Leonie smiled, a smug expression on her face. “None doing as good work as you. Tax is a difficult specialty.”

“Thank you for letting me know.” And when I got back to myself, I could deal with Benson. Once I wasn’t hung up on Cooper.

I worked longer hours, trying to maintain my usual volume of work and because time without work was time where memories haunted me. But when I slept I had no control over the dreams I had. Dreams that made facing reality every morning that much harder. It had to stop.
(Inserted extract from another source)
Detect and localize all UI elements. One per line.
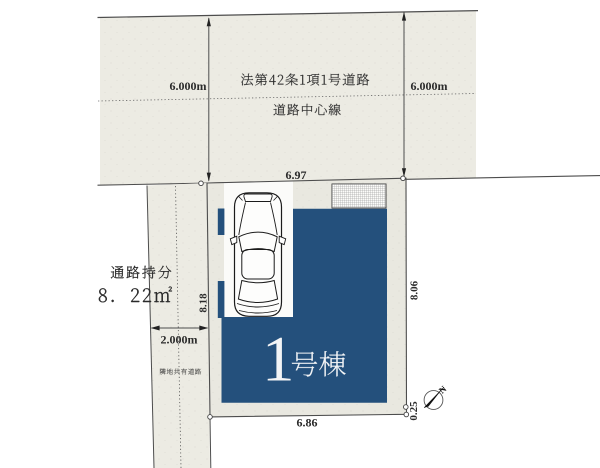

It was a relief when tournament day arrived. Maybe this would finally give me a chance to end the stupid thoughts. Benson was waiting with a checklist by the doors of the bus the firm had hired to take us to Briarwood. He narrowed his eyes when I showed up. I was wearing the same skort and shirt I’d worn the first time I’d been to Briarwood. They looked newish, but not brand-new, like I had them in my closet ready for an event like this. They were perfect for Briarwood. I had the same dress to change into for dinner.

“Did you manage to get some golf lessons in?” he asked.

“Yes.” I wasn’t going to engage with him any more than necessary.

“I hope you don’t hold us up on the greens.”

I smiled, showing teeth. “I hope so too.”

He would have liked to keep needling me, but more people appeared and I was free to board.

The vehicle was nothing like the city transit buses I was familiar with. This one had tinted windows and individual seats. There weren’t twenty people wedged in the aisles, and no one in the back was playing music through their headphones loud enough to be heard by the driver. People looked at each other and spoke.

I sat down beside Eva, a woman from family law who I knew slightly. “Do you mind if I join you?”